In reality, almost any activity is sufficient to create economic nexus when a company has manipulated the market and received benefits from a state. States are engaged in a love affair of sorts with economic nexus and see it as a way to pull in more out-of-state companies. As a result, we expect to see more states adopt either gross receipts or non-income based taxes so they can apply economic nexus to all companies, including those engaged in the sale of tangible goods.
Nexus is not an easy determination. However, companies should address their nexus position on an annual basis for a number of reasons:
- State Tax Filing – If a company has nexus in a state, it will need to decide whether to file in that state. Most companies will take a practical approach to understand their exposure to the state. If the exposure is insignificant, the company might take a non-filing position but monitor the liability to make sure the exposure does not become larger.
- M&A Due Diligence – Most companies looking to acquire a business will conduct due diligence, which should include state tax nexus. If the acquirer determines that the target has an unrecorded liability for state taxes due to nexus, it might require money to be set aside from the purchase to satisfy those liabilities.

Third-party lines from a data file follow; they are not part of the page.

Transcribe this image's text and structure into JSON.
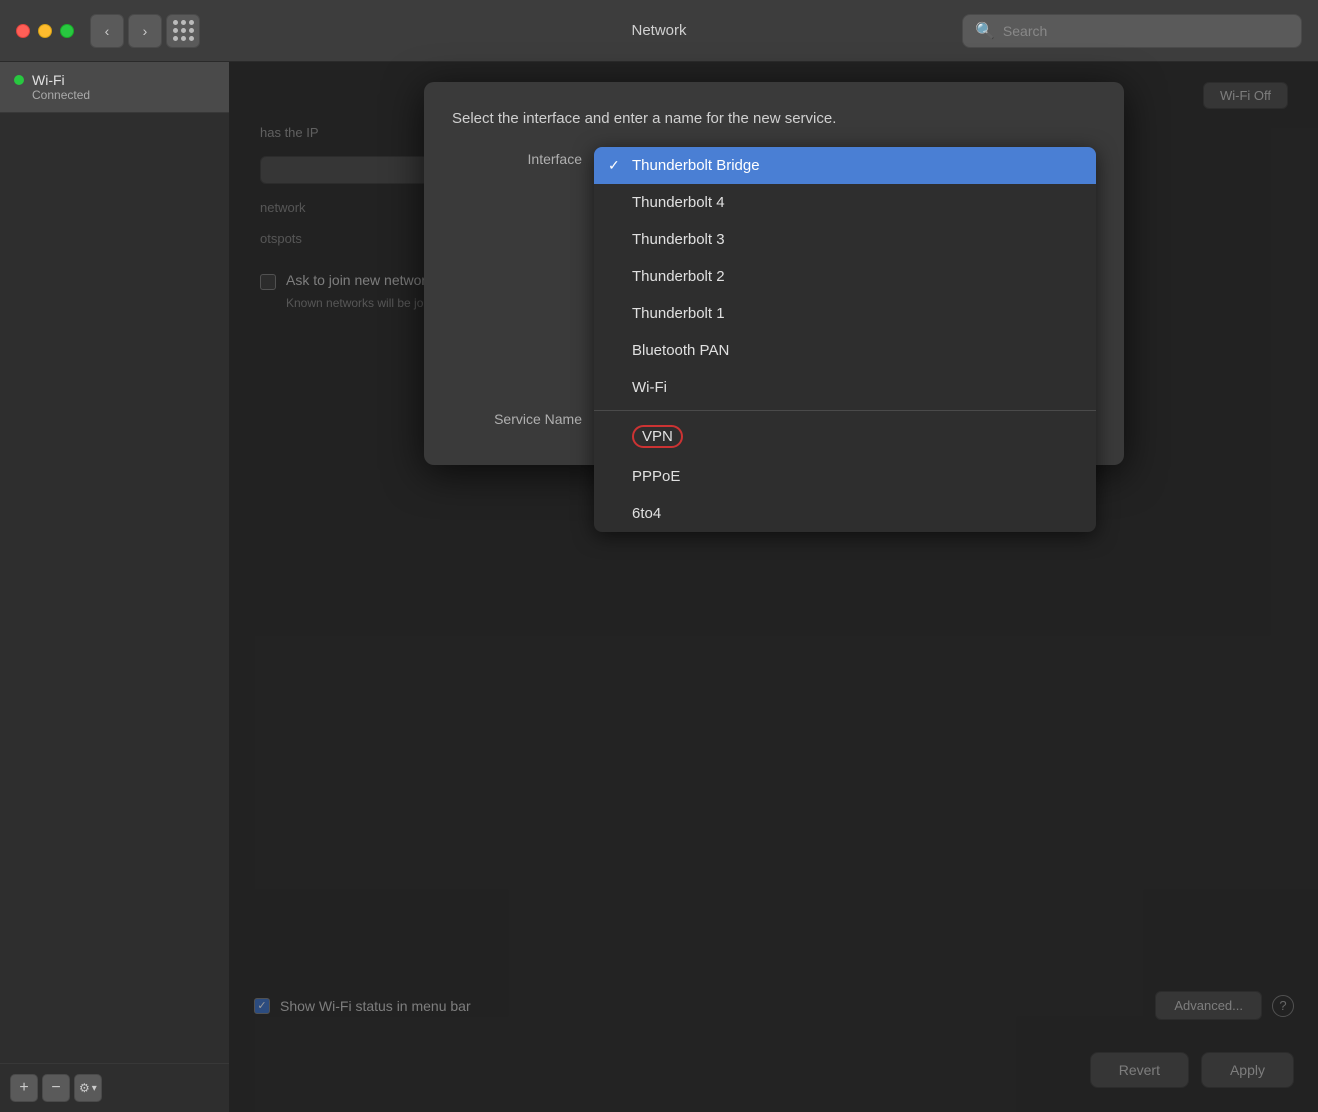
{
  "titleBar": {
    "title": "Network",
    "searchPlaceholder": "Search"
  },
  "sidebar": {
    "items": [
      {
        "name": "Wi-Fi",
        "status": "Connected",
        "connected": true
      }
    ],
    "addLabel": "+",
    "removeLabel": "−",
    "gearLabel": "⚙"
  },
  "dialog": {
    "title": "Select the interface and enter a name for the new service.",
    "interfaceLabel": "Interface",
    "serviceNameLabel": "Service Name",
    "selectedInterface": "Thunderbolt Bridge",
    "dropdownItems": [
      {
        "label": "Thunderbolt Bridge",
        "selected": true
      },
      {
        "label": "Thunderbolt 4",
        "selected": false
      },
      {
        "label": "Thunderbolt 3",
        "selected": false
      },
      {
        "label": "Thunderbolt 2",
        "selected": false
      },
      {
        "label": "Thunderbolt 1",
        "selected": false
      },
      {
        "label": "Bluetooth PAN",
        "selected": false
      },
      {
        "label": "Wi-Fi",
        "selected": false
      }
    ],
    "dropdownDivider": true,
    "dropdownItemsBelow": [
      {
        "label": "VPN",
        "isVPN": true
      },
      {
        "label": "PPPoE"
      },
      {
        "label": "6to4"
      }
    ]
  },
  "panel": {
    "wifiOffLabel": "Wi-Fi Off",
    "hasIPLabel": "has the IP",
    "networkLabel": "network",
    "hotspotsLabel": "otspots",
    "askToJoinLabel": "Ask to join new networks",
    "askToJoinDesc": "Known networks will be joined automatically. If no known networks are available, you will have to manually select a network.",
    "showWifiLabel": "Show Wi-Fi status in menu bar",
    "advancedLabel": "Advanced...",
    "helpLabel": "?",
    "revertLabel": "Revert",
    "applyLabel": "Apply"
  }
}
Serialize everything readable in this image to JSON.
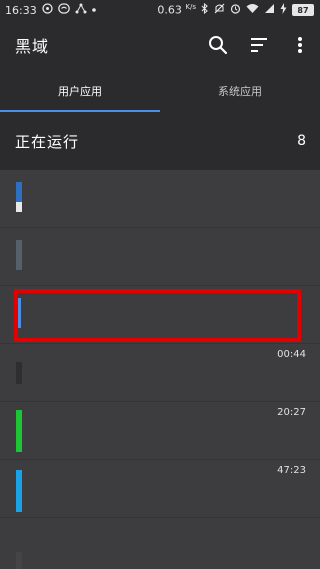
{
  "status_bar": {
    "time": "16:33",
    "speed": "0.63",
    "speed_unit": "K/s",
    "battery": "87"
  },
  "toolbar": {
    "title": "黑域",
    "search_icon": "search-icon",
    "sort_icon": "sort-icon",
    "more_icon": "more-vert-icon"
  },
  "tabs": [
    {
      "label": "用户应用",
      "active": true
    },
    {
      "label": "系统应用",
      "active": false
    }
  ],
  "section": {
    "title": "正在运行",
    "count": "8"
  },
  "list": {
    "rows": [
      {
        "time": "",
        "icon_colors": [
          "#2f6fbf",
          "#e8e8e8"
        ]
      },
      {
        "time": "",
        "icon_colors": [
          "#56606a"
        ]
      },
      {
        "time": "",
        "icon_colors": [
          "#4a90e2"
        ]
      },
      {
        "time": "00:44",
        "icon_colors": [
          "#2e2e2e"
        ]
      },
      {
        "time": "20:27",
        "icon_colors": [
          "#1dc433"
        ]
      },
      {
        "time": "47:23",
        "icon_colors": [
          "#19a2e6"
        ]
      },
      {
        "time": "",
        "icon_colors": [
          "#444444"
        ]
      }
    ]
  },
  "colors": {
    "accent": "#4c8fe6",
    "highlight": "#e20000",
    "background": "#3d3d3f",
    "header": "#2b2b2d"
  }
}
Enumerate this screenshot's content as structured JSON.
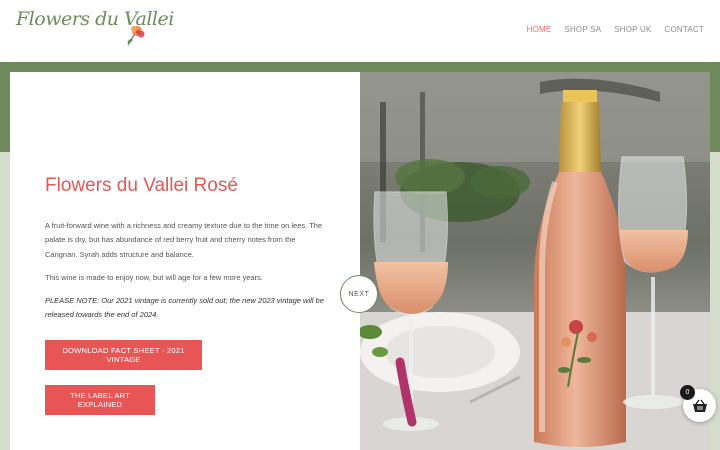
{
  "header": {
    "logo_text": "Flowers du Vallei",
    "nav": [
      {
        "label": "HOME",
        "active": true
      },
      {
        "label": "SHOP SA",
        "active": false
      },
      {
        "label": "SHOP UK",
        "active": false
      },
      {
        "label": "CONTACT",
        "active": false
      }
    ]
  },
  "main": {
    "title": "Flowers du Vallei Rosé",
    "description": "A fruit-forward wine with a richness and creamy texture due to the time on lees. The palate is dry, but has abundance of red berry fruit and cherry notes from the Carignan. Syrah adds structure and balance.",
    "aging_note": "This wine is made to enjoy now, but will age for a few more years.",
    "please_note": "PLEASE NOTE: Our 2021 vintage is currently sold out; the new 2023 vintage will be released towards the end of 2024.",
    "buttons": {
      "fact_sheet": "DOWNLOAD FACT SHEET - 2021 VINTAGE",
      "label_art": "THE LABEL ART EXPLAINED"
    }
  },
  "slider": {
    "next_label": "NEXT"
  },
  "cart": {
    "count": "0",
    "icon": "basket-icon"
  },
  "colors": {
    "accent": "#e85555",
    "brand_green": "#6f8a5d",
    "sage": "#d4dccb"
  }
}
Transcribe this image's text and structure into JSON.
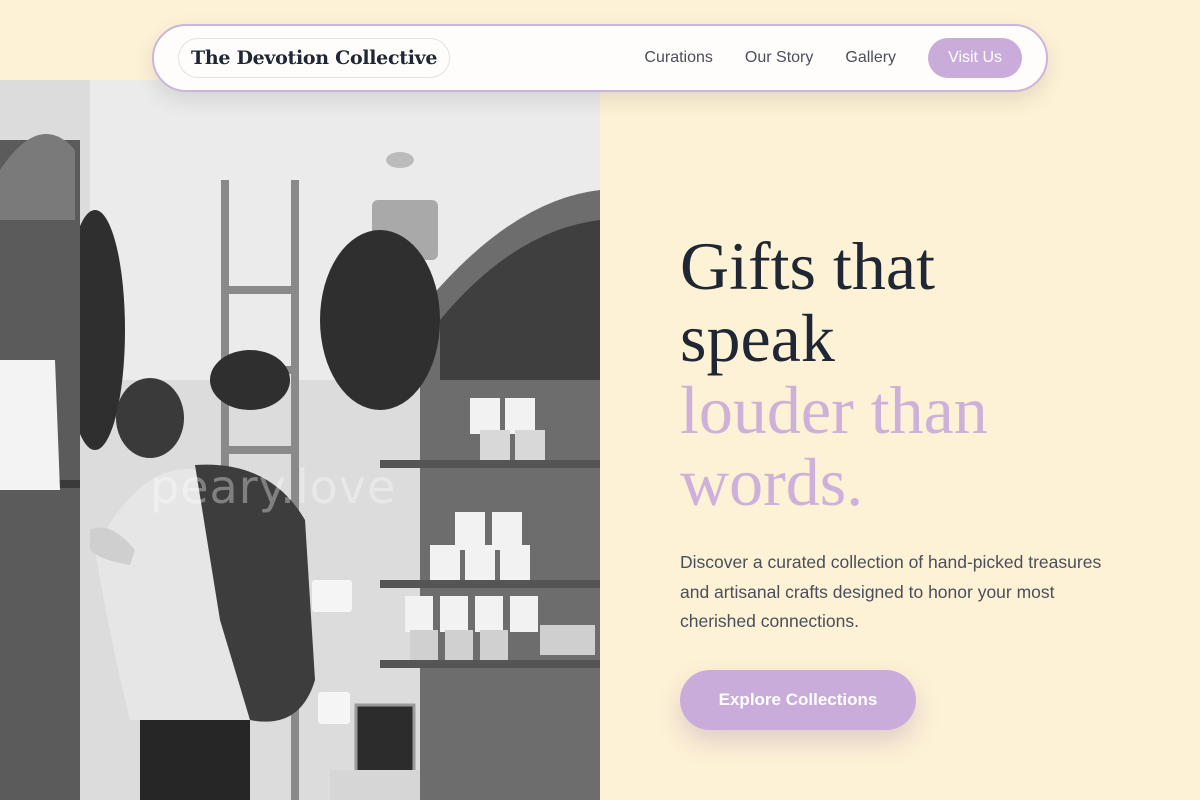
{
  "nav": {
    "brand": "The Devotion Collective",
    "links": [
      "Curations",
      "Our Story",
      "Gallery"
    ],
    "cta": "Visit Us"
  },
  "hero": {
    "title_line1": "Gifts that",
    "title_line2": "speak",
    "title_accent1": "louder than",
    "title_accent2": "words.",
    "description": "Discover a curated collection of hand-picked treasures and artisanal crafts designed to honor your most cherished connections.",
    "cta": "Explore Collections",
    "image_watermark": "peary.love"
  },
  "colors": {
    "background": "#fdf1d6",
    "accent": "#c9acd9",
    "heading": "#1f2634",
    "body_text": "#4a4f5a"
  }
}
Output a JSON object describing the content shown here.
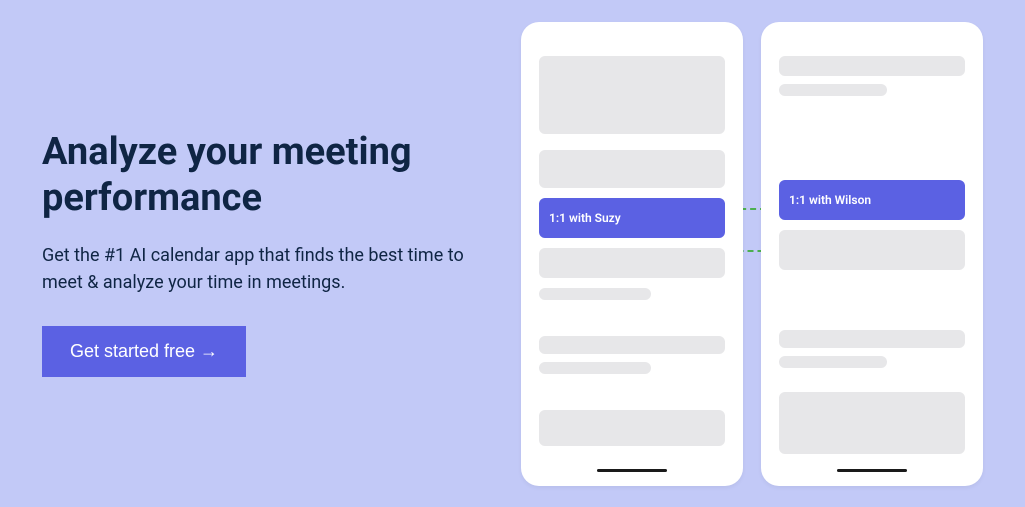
{
  "hero": {
    "heading": "Analyze your meeting performance",
    "subtext": "Get the #1 AI calendar app that finds the best time to meet & analyze your time in meetings.",
    "cta_label": "Get started free →"
  },
  "phones": {
    "meeting1": "1:1 with Suzy",
    "meeting2": "1:1 with Wilson"
  }
}
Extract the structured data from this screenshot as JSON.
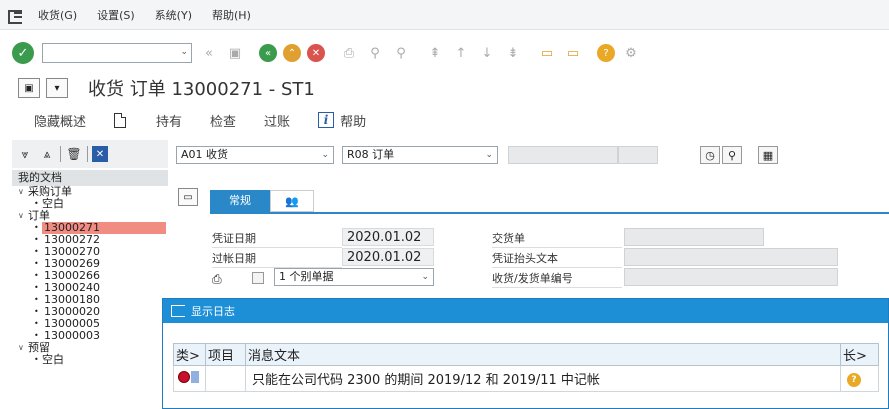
{
  "menu": {
    "items": [
      "收货(G)",
      "设置(S)",
      "系统(Y)",
      "帮助(H)"
    ]
  },
  "toolbar": {
    "command_field_value": "",
    "icons": [
      "ok-icon",
      "back-icon",
      "save-icon",
      "back-green-icon",
      "exit-icon",
      "cancel-icon",
      "print-icon",
      "find-icon",
      "find-next-icon",
      "first-page-icon",
      "prev-page-icon",
      "next-page-icon",
      "last-page-icon",
      "new-session-icon",
      "shortcut-icon",
      "help-icon",
      "settings-icon"
    ]
  },
  "title": {
    "text": "收货 订单 13000271 - ST1"
  },
  "app_toolbar": {
    "hide_overview": "隐藏概述",
    "hold": "持有",
    "check": "检查",
    "post": "过账",
    "help": "帮助"
  },
  "left_panel": {
    "header": "我的文档",
    "tree": [
      {
        "label": "采购订单",
        "level": 1,
        "expanded": true
      },
      {
        "label": "空白",
        "level": 2
      },
      {
        "label": "订单",
        "level": 1,
        "expanded": true
      },
      {
        "label": "13000271",
        "level": 2,
        "selected": true
      },
      {
        "label": "13000272",
        "level": 2
      },
      {
        "label": "13000270",
        "level": 2
      },
      {
        "label": "13000269",
        "level": 2
      },
      {
        "label": "13000266",
        "level": 2
      },
      {
        "label": "13000240",
        "level": 2
      },
      {
        "label": "13000180",
        "level": 2
      },
      {
        "label": "13000020",
        "level": 2
      },
      {
        "label": "13000005",
        "level": 2
      },
      {
        "label": "13000003",
        "level": 2
      },
      {
        "label": "预留",
        "level": 1,
        "expanded": true
      },
      {
        "label": "空白",
        "level": 2
      }
    ]
  },
  "main": {
    "transaction_select": "A01 收货",
    "reference_select": "R08 订单",
    "tabs": {
      "general": "常规"
    },
    "fields": {
      "doc_date_label": "凭证日期",
      "doc_date_value": "2020.01.02",
      "post_date_label": "过帐日期",
      "post_date_value": "2020.01.02",
      "slip_select": "1 个别单据",
      "delivery_note_label": "交货单",
      "header_text_label": "凭证抬头文本",
      "bill_label": "收货/发货单编号"
    }
  },
  "dialog": {
    "title": "显示日志",
    "columns": {
      "type": "类>",
      "item": "项目",
      "message": "消息文本",
      "long": "长>"
    },
    "rows": [
      {
        "item": "",
        "message": "只能在公司代码 2300 的期间 2019/12 和 2019/11 中记帐"
      }
    ]
  },
  "colors": {
    "accent": "#1d8fd6",
    "selected_row": "#f08c82",
    "error": "#c8102e"
  }
}
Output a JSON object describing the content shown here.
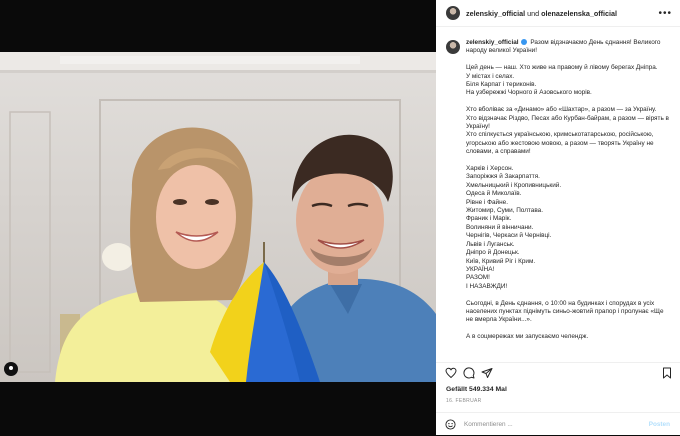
{
  "header": {
    "author": "zelenskiy_official",
    "connector": " und ",
    "coauthor": "olenazelenska_official",
    "more_icon": "more-horizontal-icon"
  },
  "caption": {
    "username": "zelenskiy_official",
    "lead": "Разом відзначаємо День єднання! Великого народу великої України!",
    "paragraphs": [
      "Цей день — наш. Хто живе на правому й лівому берегах Дніпра.\nУ містах і селах.\nБіля Карпат і териконів.\nНа узбережжі Чорного й Азовського морів.",
      "Хто вболіває за «Динамо» або «Шахтар», а разом — за Україну.\nХто відзначає Різдво, Песах або Курбан-байрам, а разом — вірять в Україну!\nХто спілкується українською, кримськотатарською, російською, угорською або жестовою мовою, а разом — творять Україну не словами, а справами!",
      "Харків і Херсон.\nЗапоріжжя й Закарпаття.\nХмельницький і Кропивницький.\nОдеса й Миколаїв.\nРівне і Файне.\nЖитомир, Суми, Полтава.\nФраник і Марік.\nВолиняни й вінничани.\nЧернігів, Черкаси й Чернівці.\nЛьвів і Луганськ.\nДніпро й Донецьк.\nКиїв, Кривий Ріг і Крим.\nУКРАЇНА!\nРАЗОМ!\nІ НАЗАВЖДИ!",
      "Сьогодні, в День єднання, о 10:00 на будинках і спорудах в усіх населених пунктах піднімуть синьо-жовтий прапор і пролунає «Ще не вмерла України...».",
      "А в соцмережах ми запускаємо челендж."
    ]
  },
  "actions": {
    "like_icon": "heart-icon",
    "comment_icon": "comment-icon",
    "share_icon": "share-icon",
    "save_icon": "bookmark-icon"
  },
  "likes": "Gefällt 549.334 Mal",
  "date": "16. FEBRUAR",
  "comment_box": {
    "emoji_icon": "emoji-icon",
    "placeholder": "Kommentieren ...",
    "post_label": "Posten"
  },
  "photo": {
    "tag_icon": "user-tag-icon",
    "flag_colors": [
      "#1f5fc4",
      "#f2d21b"
    ]
  }
}
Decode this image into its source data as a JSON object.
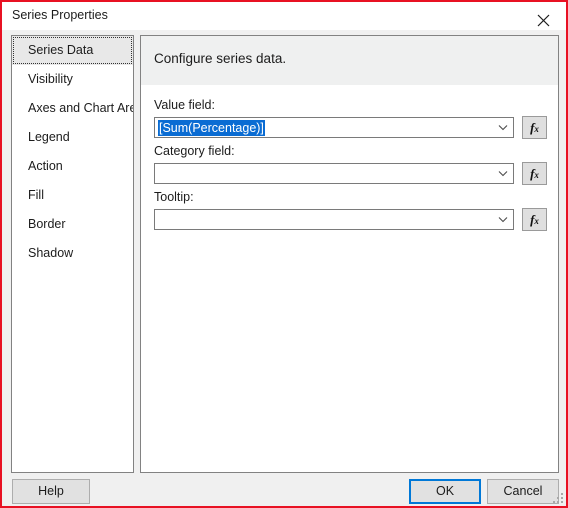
{
  "window": {
    "title": "Series Properties",
    "close_icon": "close-icon"
  },
  "sidebar": {
    "items": [
      {
        "label": "Series Data",
        "selected": true
      },
      {
        "label": "Visibility",
        "selected": false
      },
      {
        "label": "Axes and Chart Area",
        "selected": false
      },
      {
        "label": "Legend",
        "selected": false
      },
      {
        "label": "Action",
        "selected": false
      },
      {
        "label": "Fill",
        "selected": false
      },
      {
        "label": "Border",
        "selected": false
      },
      {
        "label": "Shadow",
        "selected": false
      }
    ]
  },
  "content": {
    "heading": "Configure series data.",
    "fields": [
      {
        "label": "Value field:",
        "value": "[Sum(Percentage)]",
        "placeholder": "",
        "selected": true,
        "expression_button": "fx"
      },
      {
        "label": "Category field:",
        "value": "",
        "placeholder": "",
        "selected": false,
        "expression_button": "fx"
      },
      {
        "label": "Tooltip:",
        "value": "",
        "placeholder": "",
        "selected": false,
        "expression_button": "fx"
      }
    ]
  },
  "footer": {
    "help_label": "Help",
    "ok_label": "OK",
    "cancel_label": "Cancel"
  },
  "colors": {
    "window_border": "#e81123",
    "accent_focus": "#0078d7",
    "text_selection": "#0a6cd3",
    "panel_header": "#eff0f0",
    "dialog_background": "#f0f0f0"
  }
}
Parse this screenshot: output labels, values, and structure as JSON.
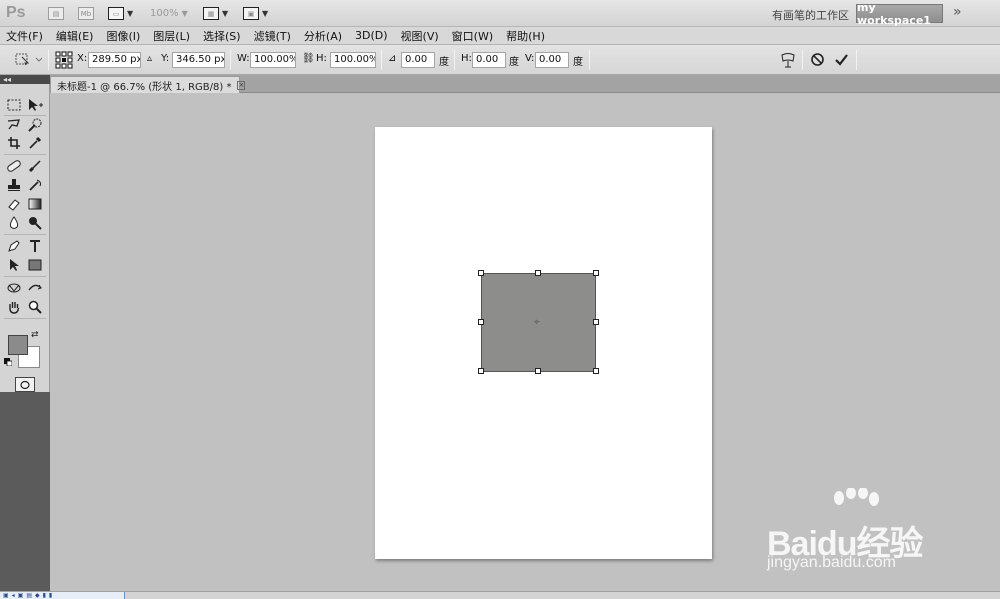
{
  "app": {
    "logo": "Ps",
    "bridge_icon_label": "Mb",
    "zoom": "100%",
    "workspace_label": "有画笔的工作区",
    "workspace_button": "my workspace1",
    "more": "»"
  },
  "menu": [
    "文件(F)",
    "编辑(E)",
    "图像(I)",
    "图层(L)",
    "选择(S)",
    "滤镜(T)",
    "分析(A)",
    "3D(D)",
    "视图(V)",
    "窗口(W)",
    "帮助(H)"
  ],
  "options": {
    "x_label": "X:",
    "x_value": "289.50 px",
    "y_label": "Y:",
    "y_value": "346.50 px",
    "w_label": "W:",
    "w_value": "100.00%",
    "h_label": "H:",
    "h_value": "100.00%",
    "rotate_value": "0.00",
    "degree_unit": "度",
    "hskew_label": "H:",
    "hskew_value": "0.00",
    "vskew_label": "V:",
    "vskew_value": "0.00"
  },
  "document": {
    "tab_title": "未标题-1 @ 66.7% (形状 1, RGB/8) *",
    "tab_close": "×"
  },
  "colors": {
    "foreground": "#8b8b8b",
    "background": "#ffffff",
    "shape_fill": "#8d8e8b"
  },
  "watermark": {
    "brand": "Bai",
    "brand_suffix": "du经验",
    "url": "jingyan.baidu.com"
  },
  "toolbar_collapse": "◂◂"
}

- Impact on Owners – States are becoming more aggressive in asserting nexus over shareholders and partners as a result of the economic nexus created by the pass-thru entity. If a state pursues a shareholder or a partner for non-filed returns over an extended period of time, it is possible that the period to file amended returns to claim a credit for the tax paid to the shareholder’s or partner’s resident state has passed. Accordingly, the shareholder or partner will have paid tax on the same income twice.
As these changes continue to occur, it is smart to stay informed and assess the impact on you and your business. Your best defense in the event of a surprise nexus audit is knowing where your employees are standing, how your products are getting to customers, and whether you employ independent contractors to perform services.